I suppose you could propose the idea of a reference to a random number generator, and wire that reference to your random() icons to indicate which seeded sequence you want to be using.  That's probably the most powerful solution.  It's not as easy to use as our current icon, but maybe it could default to being that easy.

 

When I was in graduate school working in probability and statistics, we usually just created the random numbers once, and saved the sequence to use over and over.  I.e., we didn't put the generation "in line"; it was part of our initialization sequence.  (Keep in mind that we were also thinking up front about how big the sequence needed to be, so we could precompute enough random values.)  This is pretty much what GregS suggested by using the Uniform White Noise VI.  (Note that the PtByPt version maintains state per instance.)

 

Personally, I would propose one of two solutions...

 

1) Make one of the existing Uniform White Noise VIs as easy to use and prominent as the current generator.

 

2) Add an Initialize ("Seed") and a reference wire for the random number generators.

 

Thoughts?

Mark_Yedinak
Trusted Enthusiast

Yes, the use case is to be able to regenerate the same random sequence. For instance, in quite a bit of our testing we choose a random value for a test parameter. This helps to increase the total coverage for testing over multiple test iterations since we are varying the test data. Now if a failure occurs you would like to have the ability to run the exact same test to help in the debugging phase. So you need to seed the random number generator to get the same values out. I would envision using a random seed (let's say the current time) initially and the seed value would be saved with the test results.

 

I agree that this seed should apply to a single "instance" of a random number generator so you don't get side effects from other code using a random number.



Mark Yedinak
Certified LabVIEW Architect
LabVIEW Champion

"Does anyone know where the love of God goes when the waves turn the minutes to hours?"
Wreck of the Edmund Fitzgerald - Gordon Lightfoot
Sergey_Kolbunov
Member

Mark has described our usecase quite well. "Private to each primitive" behavior is what I'm looking for.

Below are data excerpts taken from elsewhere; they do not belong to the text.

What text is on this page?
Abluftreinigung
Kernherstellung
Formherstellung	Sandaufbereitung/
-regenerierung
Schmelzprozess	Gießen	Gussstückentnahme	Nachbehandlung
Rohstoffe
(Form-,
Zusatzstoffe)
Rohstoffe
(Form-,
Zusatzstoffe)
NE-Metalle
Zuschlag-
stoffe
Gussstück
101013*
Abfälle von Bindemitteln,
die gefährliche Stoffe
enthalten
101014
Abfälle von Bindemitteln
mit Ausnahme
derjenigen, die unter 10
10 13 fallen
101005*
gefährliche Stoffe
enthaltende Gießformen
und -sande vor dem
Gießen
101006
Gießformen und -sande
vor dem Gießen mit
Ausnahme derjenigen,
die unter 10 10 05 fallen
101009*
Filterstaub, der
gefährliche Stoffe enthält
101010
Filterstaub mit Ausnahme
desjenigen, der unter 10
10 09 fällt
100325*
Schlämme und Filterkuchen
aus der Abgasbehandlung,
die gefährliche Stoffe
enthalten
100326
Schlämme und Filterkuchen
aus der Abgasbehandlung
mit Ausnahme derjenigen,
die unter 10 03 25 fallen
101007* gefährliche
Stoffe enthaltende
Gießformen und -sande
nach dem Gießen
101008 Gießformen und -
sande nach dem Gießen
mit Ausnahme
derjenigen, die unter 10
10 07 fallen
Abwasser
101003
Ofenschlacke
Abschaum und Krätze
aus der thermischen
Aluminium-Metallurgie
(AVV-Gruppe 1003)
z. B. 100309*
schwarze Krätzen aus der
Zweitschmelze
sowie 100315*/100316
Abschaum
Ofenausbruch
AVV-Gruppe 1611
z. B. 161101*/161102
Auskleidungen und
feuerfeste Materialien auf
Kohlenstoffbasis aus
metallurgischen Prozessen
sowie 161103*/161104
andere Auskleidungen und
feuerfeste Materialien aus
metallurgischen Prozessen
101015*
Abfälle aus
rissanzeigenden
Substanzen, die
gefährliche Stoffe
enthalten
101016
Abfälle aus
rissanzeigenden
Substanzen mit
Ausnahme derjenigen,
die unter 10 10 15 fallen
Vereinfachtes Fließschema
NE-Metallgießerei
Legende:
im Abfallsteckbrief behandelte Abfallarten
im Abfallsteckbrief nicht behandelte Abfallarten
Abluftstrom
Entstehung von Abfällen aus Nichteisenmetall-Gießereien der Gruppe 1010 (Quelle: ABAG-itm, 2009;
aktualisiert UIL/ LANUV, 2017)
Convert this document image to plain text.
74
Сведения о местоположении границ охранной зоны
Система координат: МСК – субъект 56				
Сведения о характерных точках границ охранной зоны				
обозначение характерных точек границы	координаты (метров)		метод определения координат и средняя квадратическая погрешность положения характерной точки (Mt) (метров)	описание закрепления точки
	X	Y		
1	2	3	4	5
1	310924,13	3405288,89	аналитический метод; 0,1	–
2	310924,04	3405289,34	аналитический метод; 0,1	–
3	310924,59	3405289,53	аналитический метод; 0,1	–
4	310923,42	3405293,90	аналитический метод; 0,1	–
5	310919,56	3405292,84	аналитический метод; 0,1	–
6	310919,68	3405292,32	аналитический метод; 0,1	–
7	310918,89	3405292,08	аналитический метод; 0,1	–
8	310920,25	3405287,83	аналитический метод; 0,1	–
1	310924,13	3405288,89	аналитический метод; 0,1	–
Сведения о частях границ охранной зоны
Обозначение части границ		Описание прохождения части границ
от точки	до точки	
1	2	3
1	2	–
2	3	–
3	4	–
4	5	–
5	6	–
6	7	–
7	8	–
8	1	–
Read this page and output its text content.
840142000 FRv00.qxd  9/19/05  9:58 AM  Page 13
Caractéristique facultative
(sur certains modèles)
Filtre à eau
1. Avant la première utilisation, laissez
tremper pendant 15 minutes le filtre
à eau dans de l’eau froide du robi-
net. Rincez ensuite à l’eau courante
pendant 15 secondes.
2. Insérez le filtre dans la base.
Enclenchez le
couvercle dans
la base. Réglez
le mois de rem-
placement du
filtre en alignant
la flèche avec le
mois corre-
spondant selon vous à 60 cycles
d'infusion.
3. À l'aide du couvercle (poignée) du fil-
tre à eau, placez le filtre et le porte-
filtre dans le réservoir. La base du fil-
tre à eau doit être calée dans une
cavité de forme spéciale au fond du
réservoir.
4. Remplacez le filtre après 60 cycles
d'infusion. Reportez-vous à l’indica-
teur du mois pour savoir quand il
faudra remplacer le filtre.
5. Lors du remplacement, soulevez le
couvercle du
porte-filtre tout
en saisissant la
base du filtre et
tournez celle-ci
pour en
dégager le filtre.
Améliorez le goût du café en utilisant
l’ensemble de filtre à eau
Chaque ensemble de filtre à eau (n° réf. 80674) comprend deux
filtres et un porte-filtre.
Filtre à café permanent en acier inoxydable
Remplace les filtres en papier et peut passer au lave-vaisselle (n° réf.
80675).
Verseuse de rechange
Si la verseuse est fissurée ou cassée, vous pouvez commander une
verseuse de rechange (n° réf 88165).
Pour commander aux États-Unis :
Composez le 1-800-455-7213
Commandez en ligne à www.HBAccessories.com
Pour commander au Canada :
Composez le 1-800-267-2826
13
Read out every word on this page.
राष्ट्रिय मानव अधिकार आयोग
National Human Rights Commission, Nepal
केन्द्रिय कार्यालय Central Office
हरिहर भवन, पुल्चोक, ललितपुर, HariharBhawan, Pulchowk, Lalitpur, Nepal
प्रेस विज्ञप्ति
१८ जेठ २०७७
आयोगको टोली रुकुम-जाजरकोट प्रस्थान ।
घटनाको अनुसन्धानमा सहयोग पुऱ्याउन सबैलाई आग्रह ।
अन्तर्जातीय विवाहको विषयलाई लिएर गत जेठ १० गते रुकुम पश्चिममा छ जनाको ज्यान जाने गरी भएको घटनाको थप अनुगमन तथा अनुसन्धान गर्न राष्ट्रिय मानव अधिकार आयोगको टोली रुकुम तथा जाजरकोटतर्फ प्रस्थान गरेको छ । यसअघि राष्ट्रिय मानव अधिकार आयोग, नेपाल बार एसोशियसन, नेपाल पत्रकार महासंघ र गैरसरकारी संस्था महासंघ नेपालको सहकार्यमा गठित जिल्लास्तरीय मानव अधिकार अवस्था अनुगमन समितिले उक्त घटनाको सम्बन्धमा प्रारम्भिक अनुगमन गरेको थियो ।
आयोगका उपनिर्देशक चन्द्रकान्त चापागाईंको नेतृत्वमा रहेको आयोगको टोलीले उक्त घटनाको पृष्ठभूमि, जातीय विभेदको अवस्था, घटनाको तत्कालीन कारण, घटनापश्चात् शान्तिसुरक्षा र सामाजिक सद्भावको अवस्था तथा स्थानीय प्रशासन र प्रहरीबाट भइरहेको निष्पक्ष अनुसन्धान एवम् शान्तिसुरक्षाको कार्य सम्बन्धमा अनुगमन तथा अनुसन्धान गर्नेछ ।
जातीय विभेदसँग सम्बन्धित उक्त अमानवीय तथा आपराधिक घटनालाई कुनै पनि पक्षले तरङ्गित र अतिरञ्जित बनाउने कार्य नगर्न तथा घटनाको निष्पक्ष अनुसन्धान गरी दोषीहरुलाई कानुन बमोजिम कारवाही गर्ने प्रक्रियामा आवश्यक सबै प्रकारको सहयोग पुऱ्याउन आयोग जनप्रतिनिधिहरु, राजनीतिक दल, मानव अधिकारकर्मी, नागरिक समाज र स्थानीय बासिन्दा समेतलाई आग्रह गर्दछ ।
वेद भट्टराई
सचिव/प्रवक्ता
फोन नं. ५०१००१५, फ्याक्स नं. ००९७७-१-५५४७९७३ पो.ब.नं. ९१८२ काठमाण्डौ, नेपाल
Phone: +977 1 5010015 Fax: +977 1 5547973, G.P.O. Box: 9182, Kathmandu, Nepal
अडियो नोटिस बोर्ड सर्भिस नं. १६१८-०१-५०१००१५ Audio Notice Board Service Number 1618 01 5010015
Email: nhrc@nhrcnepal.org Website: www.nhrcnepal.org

Create a random numbers once at initialization may work for us, but we usually don't know how many numbers we need. I more incline to "in line" generation.

 

One more useful feature would be to output the current seed value after generating a set of numbers. Say, we use a random sequence with known initial seed for a long test suite consisted of number of test cases. One test case in the middle is failed. To repeat this test case exactly we need to run all test suite with known initial seed from the beginning again, or run just this test case with known seed for this test case which we can get from the previous test case. Alternatively, a counter of used number from a random sequence can be recorded for each test case.

 

Sergey 

GregSands
Active Participant

I'd agree with updating the Help to point to the other routines, but I think the Random Number primitive is ok as-is.

EngrStudent
Active Participant

Reproducibility is important in the sciences.  If LabVIEW is going to have good credibility as a simulation or analysis tool, then it has to have the fundamentals down well. 

 

Also, this is fun:

Coveyou, Robert R. "Random number generation is too important to be left to chance." Applied Probability and Monte Carlo Methods and modern aspects of dynamics. Studies in applied mathematics 3 (1969): 70-111.